Tezza Fabiana, Lorenzoni Giulia, Azzolina Danila, Barbar Sofia, Leone Lucia Anna Carmela, Gregori Dario
Geriatric Unit, Ospedali Riuniti di Padova Sud, AULSS 6 Euganea, 35043 Monselice, Italy.
Unit of Biostatistics, Epidemiology and Public Health, Department of Cardiac, Thoracic, Vascular Sciences and Public Health, University of Padova, 35131 Padova, Italy.
J Pers Med. 2021 Apr 24;11(5):343. doi: 10.3390/jpm11050343.

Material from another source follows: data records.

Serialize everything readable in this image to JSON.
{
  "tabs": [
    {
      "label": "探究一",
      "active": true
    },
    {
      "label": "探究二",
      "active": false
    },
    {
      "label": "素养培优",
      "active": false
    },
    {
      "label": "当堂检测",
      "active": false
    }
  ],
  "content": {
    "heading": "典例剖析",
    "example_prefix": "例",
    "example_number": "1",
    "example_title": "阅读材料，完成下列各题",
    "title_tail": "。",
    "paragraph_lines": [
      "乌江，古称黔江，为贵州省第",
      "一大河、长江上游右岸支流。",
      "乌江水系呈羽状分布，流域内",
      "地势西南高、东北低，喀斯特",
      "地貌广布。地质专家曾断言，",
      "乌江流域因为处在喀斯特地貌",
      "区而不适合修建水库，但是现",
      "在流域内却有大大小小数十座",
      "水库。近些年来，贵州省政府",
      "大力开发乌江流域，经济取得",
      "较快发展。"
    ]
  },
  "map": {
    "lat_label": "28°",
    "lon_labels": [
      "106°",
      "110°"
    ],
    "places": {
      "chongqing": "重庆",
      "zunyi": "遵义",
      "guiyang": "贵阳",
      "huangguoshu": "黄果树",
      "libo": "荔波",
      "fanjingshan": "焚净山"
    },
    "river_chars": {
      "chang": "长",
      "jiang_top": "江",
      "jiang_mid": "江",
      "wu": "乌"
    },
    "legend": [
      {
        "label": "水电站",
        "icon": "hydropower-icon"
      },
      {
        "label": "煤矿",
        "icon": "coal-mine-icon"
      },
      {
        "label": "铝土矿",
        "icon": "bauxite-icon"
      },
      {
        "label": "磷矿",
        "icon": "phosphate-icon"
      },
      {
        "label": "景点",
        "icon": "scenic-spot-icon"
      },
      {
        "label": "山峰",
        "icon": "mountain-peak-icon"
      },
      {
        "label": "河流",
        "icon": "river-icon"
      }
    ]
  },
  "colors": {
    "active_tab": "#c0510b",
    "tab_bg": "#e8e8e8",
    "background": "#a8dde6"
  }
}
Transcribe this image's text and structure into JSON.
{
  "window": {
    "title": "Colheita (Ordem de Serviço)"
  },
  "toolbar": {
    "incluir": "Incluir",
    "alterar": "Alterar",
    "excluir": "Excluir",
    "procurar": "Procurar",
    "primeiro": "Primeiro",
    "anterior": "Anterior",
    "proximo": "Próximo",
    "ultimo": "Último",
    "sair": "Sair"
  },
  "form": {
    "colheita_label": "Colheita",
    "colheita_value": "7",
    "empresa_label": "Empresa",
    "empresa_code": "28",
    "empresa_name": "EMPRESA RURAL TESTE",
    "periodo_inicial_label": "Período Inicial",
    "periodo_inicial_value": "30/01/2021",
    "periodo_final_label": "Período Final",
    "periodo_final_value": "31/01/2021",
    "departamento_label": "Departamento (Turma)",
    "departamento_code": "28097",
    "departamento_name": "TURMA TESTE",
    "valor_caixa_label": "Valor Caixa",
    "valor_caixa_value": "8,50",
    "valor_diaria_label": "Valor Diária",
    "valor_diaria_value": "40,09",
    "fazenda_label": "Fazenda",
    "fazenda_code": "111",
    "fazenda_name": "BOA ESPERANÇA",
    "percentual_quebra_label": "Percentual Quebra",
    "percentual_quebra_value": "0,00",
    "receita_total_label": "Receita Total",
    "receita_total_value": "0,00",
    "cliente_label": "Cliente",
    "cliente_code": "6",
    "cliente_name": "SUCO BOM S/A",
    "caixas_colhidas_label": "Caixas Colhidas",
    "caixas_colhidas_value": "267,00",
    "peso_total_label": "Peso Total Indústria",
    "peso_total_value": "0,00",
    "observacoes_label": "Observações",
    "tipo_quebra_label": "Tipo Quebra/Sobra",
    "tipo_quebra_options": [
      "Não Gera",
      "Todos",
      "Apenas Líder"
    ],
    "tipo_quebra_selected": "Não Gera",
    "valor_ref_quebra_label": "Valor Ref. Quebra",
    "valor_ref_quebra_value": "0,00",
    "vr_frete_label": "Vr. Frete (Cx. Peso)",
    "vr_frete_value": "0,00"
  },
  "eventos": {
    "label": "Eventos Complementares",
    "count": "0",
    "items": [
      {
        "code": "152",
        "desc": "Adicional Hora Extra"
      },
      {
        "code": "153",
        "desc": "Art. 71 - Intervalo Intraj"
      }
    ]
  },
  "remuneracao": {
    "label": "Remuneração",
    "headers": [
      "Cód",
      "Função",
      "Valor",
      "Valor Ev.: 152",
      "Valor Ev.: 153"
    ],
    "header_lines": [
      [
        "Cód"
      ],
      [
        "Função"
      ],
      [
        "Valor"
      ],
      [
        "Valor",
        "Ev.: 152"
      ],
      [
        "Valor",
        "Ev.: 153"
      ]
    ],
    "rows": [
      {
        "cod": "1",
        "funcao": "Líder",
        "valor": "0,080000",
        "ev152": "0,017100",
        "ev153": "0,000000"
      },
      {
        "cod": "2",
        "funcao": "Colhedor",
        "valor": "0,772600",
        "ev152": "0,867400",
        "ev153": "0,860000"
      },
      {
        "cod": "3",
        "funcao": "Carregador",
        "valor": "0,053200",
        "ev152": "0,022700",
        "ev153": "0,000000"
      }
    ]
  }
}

The present work aims to identify the predictors of COVID-19 in-hospital mortality testing a set of Machine Learning Techniques (MLTs), comparing their ability to predict the outcome of interest. The model with the best performance will be used to identify in-hospital mortality predictors and to build an in-hospital mortality prediction tool. The study involved patients with COVID-19, proved by PCR test, admitted to the "Ospedali Riuniti Padova Sud" COVID-19 referral center in the Veneto region, Italy. The algorithms considered were the Recursive Partition Tree (RPART), the Support Vector Machine (SVM), the Gradient Boosting Machine (GBM), and Random Forest. The resampled performances were reported for each MLT, considering the sensitivity, specificity, and the Receiving Operative Characteristic (ROC) curve measures. The study enrolled 341 patients. The median age was 74 years, and the male gender was the most prevalent. The Random Forest algorithm outperformed the other MLTs in predicting in-hospital mortality, with a ROC of 0.84 (95% C.I. 0.78-0.9). Age, together with vital signs (oxygen saturation and the quick SOFA) and lab parameters (creatinine, AST, lymphocytes, platelets, and hemoglobin), were found to be the strongest predictors of in-hospital mortality. The present work provides insights for the prediction of in-hospital mortality of COVID-19 patients using a machine-learning algorithm.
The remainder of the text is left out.